Años en Valladolid: Cinco.
Profesión: Monitora infantil.
Comida y bebida favorita: Lechazo y té.
Rincón favorito: Castillo de Montealegre.
A Andreina Guzmán (Caracas, 1986) todavía le brillan los ojos cuando recuerda «la arena blanca y el mar azul» de la isla de Margarita. Allí vivió seis años, hasta que se mudó a Valladolid con su marido y su hijo en febrero de 2019, tras una escala de pocos meses en Puerto La Cruz. Del suave clima caribeño al recio invierno castellano: «Pero aquí estoy feliz», afirma. Entre medias, dos episodios traumáticos que explican por qué.
Su «paraíso tropical» en Venezuela se le vino abajo meses antes a pedradas, las que lanzaron a su casa envueltas en consignas políticas. Trabajaba en un colegio como maestra de Educación Infantil, pero también por las tardes en una universidad que, en 2018, se convirtió en epicentro de unas revueltas estudiantiles que derivaron en graves altercados. «Las Fuerzas Armadas del Gobierno nos llegaron a sitiar, metían a los chicos en contenedores de barco, les tiraban bombas lacrimógenas dentro… Fueron momentos muy rudos».
«Soy apolítica, pero quizás eso fue un defecto», ya que el Gobierno culpaba a la universidad de alentar aquellas protestas y coincide que ni ella ni su marido pertenecieron nunca a un partido; ni siquiera al de Maduro. «Temía que nos pasara algo serio», y fue después de todo aquello cuando decidieron poner rumbo a Valladolid, donde ya vivía un hermano. Hoy está toda su familia en España y la gran mayoría en esta ciudad.

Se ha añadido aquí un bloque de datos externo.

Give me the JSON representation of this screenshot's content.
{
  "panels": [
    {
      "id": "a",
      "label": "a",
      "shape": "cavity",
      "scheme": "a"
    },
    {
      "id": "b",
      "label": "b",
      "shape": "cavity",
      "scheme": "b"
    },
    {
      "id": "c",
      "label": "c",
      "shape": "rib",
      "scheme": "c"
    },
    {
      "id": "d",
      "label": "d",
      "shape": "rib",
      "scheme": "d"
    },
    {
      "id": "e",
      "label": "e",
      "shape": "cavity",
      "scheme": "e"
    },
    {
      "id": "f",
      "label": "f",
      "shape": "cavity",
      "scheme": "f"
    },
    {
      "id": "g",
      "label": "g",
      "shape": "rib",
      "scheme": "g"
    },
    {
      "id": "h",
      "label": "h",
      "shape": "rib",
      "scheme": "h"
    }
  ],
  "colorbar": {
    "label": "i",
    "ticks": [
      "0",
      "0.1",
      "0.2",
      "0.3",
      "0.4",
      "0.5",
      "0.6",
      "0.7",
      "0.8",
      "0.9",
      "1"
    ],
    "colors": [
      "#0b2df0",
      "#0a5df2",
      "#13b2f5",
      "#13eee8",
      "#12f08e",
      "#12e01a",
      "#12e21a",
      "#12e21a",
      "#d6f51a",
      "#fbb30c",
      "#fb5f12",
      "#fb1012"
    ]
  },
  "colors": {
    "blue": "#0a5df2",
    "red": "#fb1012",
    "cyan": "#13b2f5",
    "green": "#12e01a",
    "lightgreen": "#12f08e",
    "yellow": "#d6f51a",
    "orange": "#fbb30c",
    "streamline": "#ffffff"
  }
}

Así ha acabado apreciando su vida aquí con su marido y su hijo, que ya tiene diez años. «Me encanta Valladolid, su historia, los castillos de la provincia, mi barrio de La Victoria, mis vecinos, ir a pie o en bici al trabajo…». Es monitora infantil en el colegio Cristo Rey desde el curso pasado y su felicidad ya no la quiebra ni el conductor que la arrolló también el año pasado cuando pedaleaba por la avenida Salamanca: «Se disculpó, me dijo que tenía algo en el coche que se le estaba descongelando y se fue», con ella tirada en el suelo y la cabeza abierta. Pero valora más el gesto de un médico jubilado que «apareció con una maleta enorme» de botiquín y la atendió hasta llegar una ambulancia. Se va quedando de ese modo con el lado bueno de las cosas, con los buenos momentos y las personas «maravillosas» que se ha ido encontrando, empezando por «la gente de Accem» que les ayudó a regularizar su situación, o por los matrimonios mayores que cuidó los primeros años. Mientras los recuerda le viene a la mente lo único negativo de la ciudad que acierta a decir en toda la conversación: «He visto mucha soledad en los ancianos y eso sí que no pasa en Venezuela», aunque allí ya no se ve. Antes echará raíces en Valladolid… siempre y cuando no le venza su nostalgia de mar.